To solve problems in the real world, one should choose the most appropriate approaches and tools available that are practical to use and hopefully general enough to productise. That said, a Bayesian toolbox can bring benefits by having a consistent framework to model unknown quantities, incorporate prior information, and, depending on the inference engine used, diagnose model fit to data.
In addition to such general considerations, I frequently find myself enjoying building and solving Bayesian statistical models. There is a lot of freedom and responsibility for the scientist to make sensible modelling choices.
Depending on the problem, these choices can include e.g. whether to use hierarchical/multilevel models, what the appropriate number of hierarchy levels is, which effects to set as population level and which as group level effects, and which probability distributions to use for the observation model, priors, hyperpriors, and so on.

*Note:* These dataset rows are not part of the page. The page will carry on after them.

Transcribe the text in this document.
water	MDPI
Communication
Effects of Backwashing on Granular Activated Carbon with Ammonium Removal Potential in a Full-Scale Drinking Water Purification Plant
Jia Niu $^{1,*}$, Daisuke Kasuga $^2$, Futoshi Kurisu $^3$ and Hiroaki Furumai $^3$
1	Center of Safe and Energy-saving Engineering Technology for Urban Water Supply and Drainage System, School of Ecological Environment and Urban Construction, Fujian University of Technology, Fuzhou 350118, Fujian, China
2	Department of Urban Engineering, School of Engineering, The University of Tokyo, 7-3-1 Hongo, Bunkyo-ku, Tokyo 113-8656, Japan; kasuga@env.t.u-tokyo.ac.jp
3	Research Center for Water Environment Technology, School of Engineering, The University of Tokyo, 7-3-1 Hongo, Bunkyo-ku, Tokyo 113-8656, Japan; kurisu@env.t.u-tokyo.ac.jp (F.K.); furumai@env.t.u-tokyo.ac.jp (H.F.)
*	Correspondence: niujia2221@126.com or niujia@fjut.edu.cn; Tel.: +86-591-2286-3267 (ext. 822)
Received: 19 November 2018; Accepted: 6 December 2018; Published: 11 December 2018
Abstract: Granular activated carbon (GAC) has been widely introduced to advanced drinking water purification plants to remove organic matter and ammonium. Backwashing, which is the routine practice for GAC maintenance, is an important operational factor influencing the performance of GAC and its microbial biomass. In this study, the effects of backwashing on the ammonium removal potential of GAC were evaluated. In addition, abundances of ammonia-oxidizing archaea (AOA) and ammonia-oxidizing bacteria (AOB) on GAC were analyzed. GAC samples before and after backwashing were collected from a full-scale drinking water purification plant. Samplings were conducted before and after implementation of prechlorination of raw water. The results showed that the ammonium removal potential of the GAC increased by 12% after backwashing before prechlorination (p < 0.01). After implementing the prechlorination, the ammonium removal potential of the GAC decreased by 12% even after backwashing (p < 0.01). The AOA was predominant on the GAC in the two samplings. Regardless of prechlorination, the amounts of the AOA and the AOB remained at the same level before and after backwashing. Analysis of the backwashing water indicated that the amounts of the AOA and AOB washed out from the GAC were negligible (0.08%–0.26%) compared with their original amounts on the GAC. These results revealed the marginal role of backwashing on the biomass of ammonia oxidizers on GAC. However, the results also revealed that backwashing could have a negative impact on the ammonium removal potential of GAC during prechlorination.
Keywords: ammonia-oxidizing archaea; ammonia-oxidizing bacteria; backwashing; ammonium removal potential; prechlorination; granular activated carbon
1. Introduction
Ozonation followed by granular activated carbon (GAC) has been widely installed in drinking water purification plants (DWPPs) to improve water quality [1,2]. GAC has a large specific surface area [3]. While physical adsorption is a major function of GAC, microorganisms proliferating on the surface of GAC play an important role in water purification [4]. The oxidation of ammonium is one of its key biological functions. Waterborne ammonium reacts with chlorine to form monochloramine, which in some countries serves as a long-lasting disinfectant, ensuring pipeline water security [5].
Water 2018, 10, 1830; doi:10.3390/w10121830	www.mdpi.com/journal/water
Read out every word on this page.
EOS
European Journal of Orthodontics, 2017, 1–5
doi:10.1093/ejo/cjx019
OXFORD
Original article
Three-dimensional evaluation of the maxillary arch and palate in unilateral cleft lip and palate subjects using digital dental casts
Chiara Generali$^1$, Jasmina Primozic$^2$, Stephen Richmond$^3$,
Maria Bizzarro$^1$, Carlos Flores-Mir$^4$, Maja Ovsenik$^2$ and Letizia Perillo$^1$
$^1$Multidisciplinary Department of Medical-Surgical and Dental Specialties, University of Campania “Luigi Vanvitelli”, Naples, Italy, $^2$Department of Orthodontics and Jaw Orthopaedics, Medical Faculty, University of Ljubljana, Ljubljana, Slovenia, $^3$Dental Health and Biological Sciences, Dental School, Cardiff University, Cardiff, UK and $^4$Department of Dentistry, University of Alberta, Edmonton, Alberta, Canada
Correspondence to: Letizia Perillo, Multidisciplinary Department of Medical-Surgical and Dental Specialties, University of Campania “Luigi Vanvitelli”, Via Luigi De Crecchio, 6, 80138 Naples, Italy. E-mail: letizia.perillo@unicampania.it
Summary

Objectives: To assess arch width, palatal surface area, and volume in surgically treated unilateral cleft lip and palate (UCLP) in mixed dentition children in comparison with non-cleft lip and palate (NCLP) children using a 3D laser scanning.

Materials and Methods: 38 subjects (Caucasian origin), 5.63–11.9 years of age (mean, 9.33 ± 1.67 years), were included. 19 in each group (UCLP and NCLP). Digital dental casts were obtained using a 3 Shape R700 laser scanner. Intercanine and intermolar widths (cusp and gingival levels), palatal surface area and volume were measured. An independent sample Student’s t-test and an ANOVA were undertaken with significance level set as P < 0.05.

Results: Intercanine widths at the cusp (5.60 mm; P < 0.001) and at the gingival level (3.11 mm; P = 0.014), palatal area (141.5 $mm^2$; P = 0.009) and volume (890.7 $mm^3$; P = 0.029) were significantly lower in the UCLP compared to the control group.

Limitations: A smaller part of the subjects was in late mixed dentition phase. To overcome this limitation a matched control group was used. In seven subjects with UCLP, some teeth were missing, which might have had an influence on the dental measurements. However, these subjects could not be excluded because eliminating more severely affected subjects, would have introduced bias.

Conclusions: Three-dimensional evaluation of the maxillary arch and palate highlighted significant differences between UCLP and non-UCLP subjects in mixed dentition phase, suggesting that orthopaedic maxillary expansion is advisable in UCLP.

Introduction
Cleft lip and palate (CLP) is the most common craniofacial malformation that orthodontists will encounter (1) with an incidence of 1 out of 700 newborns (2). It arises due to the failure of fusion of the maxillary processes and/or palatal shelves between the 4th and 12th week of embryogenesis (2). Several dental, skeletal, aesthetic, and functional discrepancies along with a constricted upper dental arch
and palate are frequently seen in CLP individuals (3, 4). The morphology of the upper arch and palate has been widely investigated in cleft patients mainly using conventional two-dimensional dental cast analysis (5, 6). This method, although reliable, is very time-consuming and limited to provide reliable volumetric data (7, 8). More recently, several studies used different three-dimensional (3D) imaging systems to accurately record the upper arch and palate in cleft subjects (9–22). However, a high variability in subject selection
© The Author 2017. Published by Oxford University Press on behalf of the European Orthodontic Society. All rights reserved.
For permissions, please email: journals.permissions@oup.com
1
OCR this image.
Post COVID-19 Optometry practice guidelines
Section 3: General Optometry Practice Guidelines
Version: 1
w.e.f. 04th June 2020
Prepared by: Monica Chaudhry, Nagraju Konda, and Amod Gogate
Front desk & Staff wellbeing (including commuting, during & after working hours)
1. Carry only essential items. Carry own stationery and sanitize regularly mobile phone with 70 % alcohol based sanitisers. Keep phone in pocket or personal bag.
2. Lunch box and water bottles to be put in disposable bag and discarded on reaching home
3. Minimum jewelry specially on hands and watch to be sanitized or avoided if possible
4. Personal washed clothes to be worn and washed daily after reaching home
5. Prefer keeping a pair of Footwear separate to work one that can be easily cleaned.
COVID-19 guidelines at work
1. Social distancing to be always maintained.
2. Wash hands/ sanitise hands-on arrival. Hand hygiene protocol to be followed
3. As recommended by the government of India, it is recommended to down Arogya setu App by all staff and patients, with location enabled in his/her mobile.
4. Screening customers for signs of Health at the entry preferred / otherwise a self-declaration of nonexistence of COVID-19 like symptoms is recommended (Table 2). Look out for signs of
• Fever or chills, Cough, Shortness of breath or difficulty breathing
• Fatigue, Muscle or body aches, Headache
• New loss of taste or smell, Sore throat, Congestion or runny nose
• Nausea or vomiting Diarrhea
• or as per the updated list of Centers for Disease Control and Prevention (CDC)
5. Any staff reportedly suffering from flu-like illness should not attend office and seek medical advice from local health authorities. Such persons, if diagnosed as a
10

Once the (first) model is defined, one must then solve the posterior distributions of its parameters (or rather, the posteriors are learned from the data). For learning, one can choose for example from sampling-based Markov chain Monte Carlo methods or from approaches based on approximating complex probability distributions with simpler ones, such as (automatic differentiation) variational inference techniques or integrated nested Laplace approximations (if working with latent Gaussian models and if posterior marginals suffice).
After model fitting, there come e.g. posterior predictive checks and other model validation and selection tools that help guide whether you had made sensible choices in the first place to explain the data. These mathematical and numerical techniques used are a big part of the fun of the Bayesian world to me.
To do the above Bayesian modelling steps, there are numerous advanced libraries, such as Stan, PyMC3, and R-INLA among others. While these mathematically and computationally sophisticated libraries can be used as black box tools, peeking under their hood can be a rewarding learning experience. So can be studying research articles and textbooks on Bayesian machine learning.
If you love applied math, numerical methods, and building statistical models, the versatility of the Bayesian way (when applicable) can provide a gratifying statistical machine learning toolbox for practical problems.